Swarm sensing: tiny technology creates a buzz

March 18, 2015

From: CSIRO | Australia’s national science agency

Thousands of honey bees in Australia are being fitted with tiny sensors as part of a world-first research program to monitor the insects and their environment using a technique known as ‘swarm sensing’.


The Challenge

Honey bee populations at risk

Bees are the world’s most prolific pollinators of food crops – with one third of the food that we consume each day relying on pollination, these little creatures contribute billions every year to the global economy. Healthy bees are a sign of a healthy agricultural industry.

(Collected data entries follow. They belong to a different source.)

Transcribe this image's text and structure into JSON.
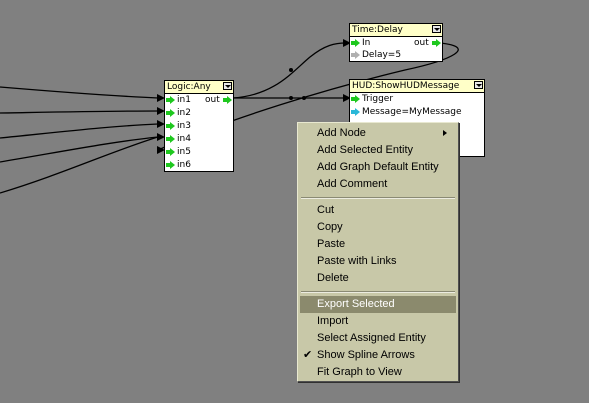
{
  "nodes": {
    "logic_any": {
      "title": "Logic:Any",
      "inputs": [
        "in1",
        "in2",
        "in3",
        "in4",
        "in5",
        "in6"
      ],
      "output": "out"
    },
    "time_delay": {
      "title": "Time:Delay",
      "input": "In",
      "output": "out",
      "delay": "Delay=5"
    },
    "hud": {
      "title": "HUD:ShowHUDMessage",
      "trigger": "Trigger",
      "message": "Message=MyMessage"
    }
  },
  "context_menu": {
    "items": [
      {
        "label": "Add Node",
        "submenu": true
      },
      {
        "label": "Add Selected Entity"
      },
      {
        "label": "Add Graph Default Entity"
      },
      {
        "label": "Add Comment"
      },
      {
        "label": "Cut"
      },
      {
        "label": "Copy"
      },
      {
        "label": "Paste"
      },
      {
        "label": "Paste with Links"
      },
      {
        "label": "Delete"
      },
      {
        "label": "Export Selected",
        "highlighted": true
      },
      {
        "label": "Import"
      },
      {
        "label": "Select Assigned Entity"
      },
      {
        "label": "Show Spline Arrows",
        "checked": true
      },
      {
        "label": "Fit Graph to View"
      }
    ]
  },
  "colors": {
    "canvas": "#808080",
    "node_title": "#ffffc8",
    "port_arrow": "#1ec81e",
    "menu_bg": "#c8c8a8",
    "menu_highlight": "#8b8a6d"
  }
}
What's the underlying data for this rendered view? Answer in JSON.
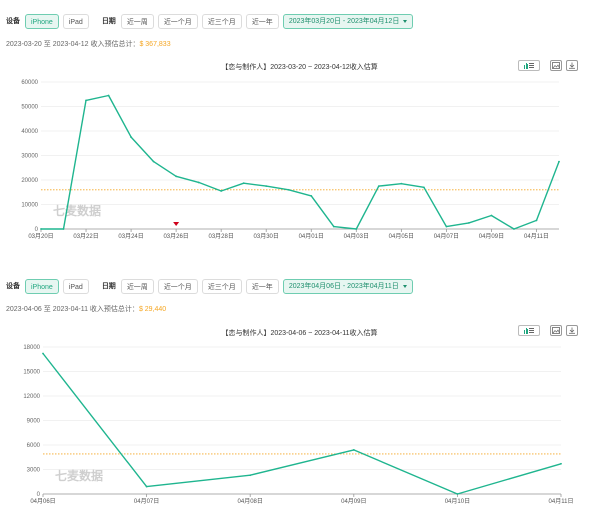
{
  "colors": {
    "accent": "#1fb58f",
    "average_line": "#f5a623",
    "marker": "#d0021b"
  },
  "icons": {
    "chart_toggle": "bar-list-toggle-icon",
    "save_image": "image-icon",
    "download": "download-icon",
    "caret": "caret-down-icon",
    "marker": "red-flag-icon"
  },
  "panel1": {
    "filters": {
      "device_label": "设备",
      "device_options": [
        "iPhone",
        "iPad"
      ],
      "device_selected": "iPhone",
      "date_label": "日期",
      "date_options": [
        "近一周",
        "近一个月",
        "近三个月",
        "近一年"
      ],
      "date_range": "2023年03月20日 - 2023年04月12日"
    },
    "summary_prefix": "2023-03-20 至 2023-04-12 收入预估总计：",
    "summary_amount": "$ 367,833",
    "chart_title": "【恋与制作人】2023-03-20 ~ 2023-04-12收入估算",
    "watermark": "七麦数据"
  },
  "panel2": {
    "filters": {
      "device_label": "设备",
      "device_options": [
        "iPhone",
        "iPad"
      ],
      "device_selected": "iPhone",
      "date_label": "日期",
      "date_options": [
        "近一周",
        "近一个月",
        "近三个月",
        "近一年"
      ],
      "date_range": "2023年04月06日 - 2023年04月11日"
    },
    "summary_prefix": "2023-04-06 至 2023-04-11 收入预估总计：",
    "summary_amount": "$ 29,440",
    "chart_title": "【恋与制作人】2023-04-06 ~ 2023-04-11收入估算",
    "watermark": "七麦数据"
  },
  "chart_data": [
    {
      "type": "line",
      "title": "【恋与制作人】2023-03-20 ~ 2023-04-12收入估算",
      "x": [
        "03月20日",
        "03月21日",
        "03月22日",
        "03月23日",
        "03月24日",
        "03月25日",
        "03月26日",
        "03月27日",
        "03月28日",
        "03月29日",
        "03月30日",
        "03月31日",
        "04月01日",
        "04月02日",
        "04月03日",
        "04月04日",
        "04月05日",
        "04月06日",
        "04月07日",
        "04月08日",
        "04月09日",
        "04月10日",
        "04月11日",
        "04月12日"
      ],
      "x_tick_labels": [
        "03月20日",
        "03月22日",
        "03月24日",
        "03月26日",
        "03月28日",
        "03月30日",
        "04月01日",
        "04月03日",
        "04月05日",
        "04月07日",
        "04月09日",
        "04月11日"
      ],
      "series": [
        {
          "values": [
            0,
            0,
            52500,
            54500,
            37500,
            27500,
            21500,
            19000,
            15500,
            18700,
            17500,
            16000,
            13500,
            1000,
            0,
            17500,
            18500,
            17000,
            1000,
            2500,
            5500,
            0,
            3500,
            27500
          ]
        }
      ],
      "average": 16000,
      "ylim": [
        0,
        60000
      ],
      "yticks": [
        0,
        10000,
        20000,
        30000,
        40000,
        50000,
        60000
      ],
      "grid": true,
      "marker_at": "03月26日"
    },
    {
      "type": "line",
      "title": "【恋与制作人】2023-04-06 ~ 2023-04-11收入估算",
      "x": [
        "04月06日",
        "04月07日",
        "04月08日",
        "04月09日",
        "04月10日",
        "04月11日"
      ],
      "x_tick_labels": [
        "04月06日",
        "04月07日",
        "04月08日",
        "04月09日",
        "04月10日",
        "04月11日"
      ],
      "series": [
        {
          "values": [
            17200,
            900,
            2300,
            5400,
            0,
            3700
          ]
        }
      ],
      "average": 4900,
      "ylim": [
        0,
        18000
      ],
      "yticks": [
        0,
        3000,
        6000,
        9000,
        12000,
        15000,
        18000
      ],
      "grid": true
    }
  ]
}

Unfortunately honey bee populations in some parts of the world are at risk from a number of interacting factors such as agriculture intensification, Varroa mite, bee pathogens, changes in bee food supplements and pesticides. Of key biosecurity importance is the dreaded Varroa mite a parasite that feeds on the blood of bees and transmits pathogens that kill off bee populations.

While Varroa has not appeared in Australia, there is a very real risk, with Varroa having now spread to our neighbours in New Zealand and Indonesia.

Our Response

Bee sensors take flight to help farmers

Figuring out where insects spend their time, how far they travel and what they are doing has traditionally been very difficult.

But our micro-tracking technique, known as swarm sensing, can reveal this information in unprecedented detail. As part of our world first swarm sensing research program, we have fitted tiny micro-sensors to thousands of bees in Tasmania, in order to monitor their movements and their environment.

The sensors are tiny radio frequency identification sensors that work in a similar way to a vehicle’s e-tag, recording when the insect passes a particular checkpoint. The information is then sent remotely to a central location and we can build a comprehensive three-dimensional model and visualise how the insects move through their landscape.

The sensors are 2.5mm x 2.5mm in size and weigh about 5 milligrams each. A new generation as small as 1.5mm x 1.5mm is being designed; less is more, as smaller sensors will interfere less with the insect’s behaviour.